You’re adept at creating a whole, believable word in your short stories. How did you develop that skill? I appreciate the compliment! To write short stories in the first place, you have to be efficient and economical. Think about how many words you’re devoting to a scene, and ask yourself if that number of words make sense. I don’t mean getting completely mathematical about it, just being aware of proportion. Don’t spend a thousand words of a five thousand word story describing someone’s house unless the house is important enough to assume one-fifth of your reader’s attention. Over time, one becomes focused on what is essential to tell the story and what’s not. Like everything else in writing, it’s a matter of practice and being ruthless in one’s editing process.
How did you get the idea for Caleb’s Girl? (published on Product last month) I love magical realism and my short fiction has tended that way from time to time. This particular story was in response to feeling too much attention is paid to how a woman looks.
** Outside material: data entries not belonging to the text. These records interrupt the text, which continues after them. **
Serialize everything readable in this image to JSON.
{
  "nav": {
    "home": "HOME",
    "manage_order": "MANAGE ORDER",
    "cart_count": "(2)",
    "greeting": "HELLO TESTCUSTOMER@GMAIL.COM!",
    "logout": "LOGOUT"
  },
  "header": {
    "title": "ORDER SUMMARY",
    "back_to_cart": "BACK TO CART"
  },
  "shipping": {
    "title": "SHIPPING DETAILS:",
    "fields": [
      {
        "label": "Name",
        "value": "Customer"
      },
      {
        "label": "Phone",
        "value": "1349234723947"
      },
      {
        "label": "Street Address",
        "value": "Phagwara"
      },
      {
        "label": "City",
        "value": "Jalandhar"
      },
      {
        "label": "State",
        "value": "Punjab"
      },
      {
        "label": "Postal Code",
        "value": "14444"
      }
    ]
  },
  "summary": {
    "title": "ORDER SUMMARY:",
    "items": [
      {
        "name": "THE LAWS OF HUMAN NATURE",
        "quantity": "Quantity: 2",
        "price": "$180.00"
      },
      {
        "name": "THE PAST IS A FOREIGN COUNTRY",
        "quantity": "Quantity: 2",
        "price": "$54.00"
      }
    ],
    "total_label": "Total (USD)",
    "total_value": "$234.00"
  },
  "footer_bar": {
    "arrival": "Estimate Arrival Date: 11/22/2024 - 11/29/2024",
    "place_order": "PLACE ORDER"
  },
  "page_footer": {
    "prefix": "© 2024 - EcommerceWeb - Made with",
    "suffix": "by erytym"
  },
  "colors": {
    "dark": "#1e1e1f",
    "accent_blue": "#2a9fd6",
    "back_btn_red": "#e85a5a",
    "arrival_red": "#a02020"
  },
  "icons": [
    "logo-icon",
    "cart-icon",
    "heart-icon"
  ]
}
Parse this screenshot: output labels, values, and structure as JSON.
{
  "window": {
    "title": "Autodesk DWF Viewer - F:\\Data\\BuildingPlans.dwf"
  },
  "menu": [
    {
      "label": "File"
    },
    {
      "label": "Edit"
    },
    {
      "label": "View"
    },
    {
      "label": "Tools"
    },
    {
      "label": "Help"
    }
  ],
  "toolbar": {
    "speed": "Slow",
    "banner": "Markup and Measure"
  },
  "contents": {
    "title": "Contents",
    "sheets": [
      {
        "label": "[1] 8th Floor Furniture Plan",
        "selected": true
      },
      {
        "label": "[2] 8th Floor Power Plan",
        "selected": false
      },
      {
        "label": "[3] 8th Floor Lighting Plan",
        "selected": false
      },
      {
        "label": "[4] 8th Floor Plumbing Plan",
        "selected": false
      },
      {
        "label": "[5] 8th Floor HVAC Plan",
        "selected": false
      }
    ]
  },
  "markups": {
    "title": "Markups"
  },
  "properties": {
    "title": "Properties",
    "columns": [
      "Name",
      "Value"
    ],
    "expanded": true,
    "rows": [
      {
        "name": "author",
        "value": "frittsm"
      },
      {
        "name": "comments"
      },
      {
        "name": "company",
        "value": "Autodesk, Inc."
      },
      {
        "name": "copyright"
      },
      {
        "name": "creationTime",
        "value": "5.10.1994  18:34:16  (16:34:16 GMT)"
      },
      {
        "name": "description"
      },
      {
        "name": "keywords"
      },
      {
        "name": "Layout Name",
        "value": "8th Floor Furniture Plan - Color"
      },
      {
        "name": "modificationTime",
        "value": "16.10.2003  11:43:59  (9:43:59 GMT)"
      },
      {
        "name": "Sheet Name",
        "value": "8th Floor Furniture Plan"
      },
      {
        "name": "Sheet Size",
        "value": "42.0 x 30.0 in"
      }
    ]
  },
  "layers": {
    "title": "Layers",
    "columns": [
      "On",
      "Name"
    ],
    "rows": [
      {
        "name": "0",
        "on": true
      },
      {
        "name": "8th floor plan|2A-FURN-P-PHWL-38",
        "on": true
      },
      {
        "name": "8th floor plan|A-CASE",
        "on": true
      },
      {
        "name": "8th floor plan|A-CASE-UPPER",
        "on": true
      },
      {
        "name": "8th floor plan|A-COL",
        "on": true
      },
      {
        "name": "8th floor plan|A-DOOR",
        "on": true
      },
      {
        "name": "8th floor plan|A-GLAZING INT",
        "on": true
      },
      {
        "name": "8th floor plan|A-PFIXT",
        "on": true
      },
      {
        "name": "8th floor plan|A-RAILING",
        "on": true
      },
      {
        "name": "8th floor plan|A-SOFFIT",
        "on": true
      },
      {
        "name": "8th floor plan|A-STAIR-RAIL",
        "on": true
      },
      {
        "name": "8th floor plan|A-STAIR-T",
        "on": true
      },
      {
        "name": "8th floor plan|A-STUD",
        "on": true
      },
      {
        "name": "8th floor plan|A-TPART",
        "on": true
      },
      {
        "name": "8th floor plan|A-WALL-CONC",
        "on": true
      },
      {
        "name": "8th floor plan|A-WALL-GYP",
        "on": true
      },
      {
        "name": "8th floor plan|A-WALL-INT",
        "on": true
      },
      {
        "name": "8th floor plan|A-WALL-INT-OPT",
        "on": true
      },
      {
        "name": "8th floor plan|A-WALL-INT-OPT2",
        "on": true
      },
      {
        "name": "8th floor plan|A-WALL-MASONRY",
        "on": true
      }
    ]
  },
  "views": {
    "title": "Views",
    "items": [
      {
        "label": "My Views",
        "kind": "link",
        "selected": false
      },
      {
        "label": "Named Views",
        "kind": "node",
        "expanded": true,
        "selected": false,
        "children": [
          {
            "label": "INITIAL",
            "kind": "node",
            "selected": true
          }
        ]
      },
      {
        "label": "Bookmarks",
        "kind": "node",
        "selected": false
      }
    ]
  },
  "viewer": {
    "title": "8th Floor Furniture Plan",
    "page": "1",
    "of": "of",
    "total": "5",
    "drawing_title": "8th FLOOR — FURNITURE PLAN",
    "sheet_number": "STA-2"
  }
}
Men, too, are judged that way, but not nearly as harshly.
Where do you get your information for your books? Do you like to research before or during the writing process or do you get the main story down and then flesh it out? I research when it’s necessary. My Dugan Family stories (Our Love Could Light The World; The Amendment; Maggie’s Ruse; and most recently A Winter Night) didn’t need much research. I have a novel publishing in the fall of 2022 called An Open Door. This one is set in 1948, loosely based on my parents’ lives, and did need some factual nailing down.
What was one of the most surprising things you learned in creating your books? How strange people are, and how desperate. I knew that before, of course, but digging into someone’s soul – fictional or otherwise – is always an eye-opener.
What literary pilgrimages have you gone on? I haven’t gone on any pilgrimages, per say, but in San Francisco I’ve visited City Lights bookstore several times and once in Atlanta I drove past the home of Margaret Mitchell.
Does a big ego help or hurt writers? That’s an interesting and subtle question. You need confidence to write – to learn from your mistakes; faith that you can improve and say what you want to say. If that means having a big ego, then a big ego helps writers. That said, confidence is wonderful until it slides into arrogance or fear. You have to get feedback on your work. Readers view your world their own lens and you don’t know what that lens is beforehand. Not everyone loves what you write, though most people will be respectful about where you go wrong (usually). It’s important to be able to weigh responses and comments. If someone gives you a one-star review because they don’t like your main character (and yes, this has happened to me) then you have to remind yourself that writing is not a popularity contest. If someone gives you a bad review because you didn’t deliver on what you promised – if the story or novel sets up expectations you don’t fulfil, that’s a valid remark and one you should think hard about.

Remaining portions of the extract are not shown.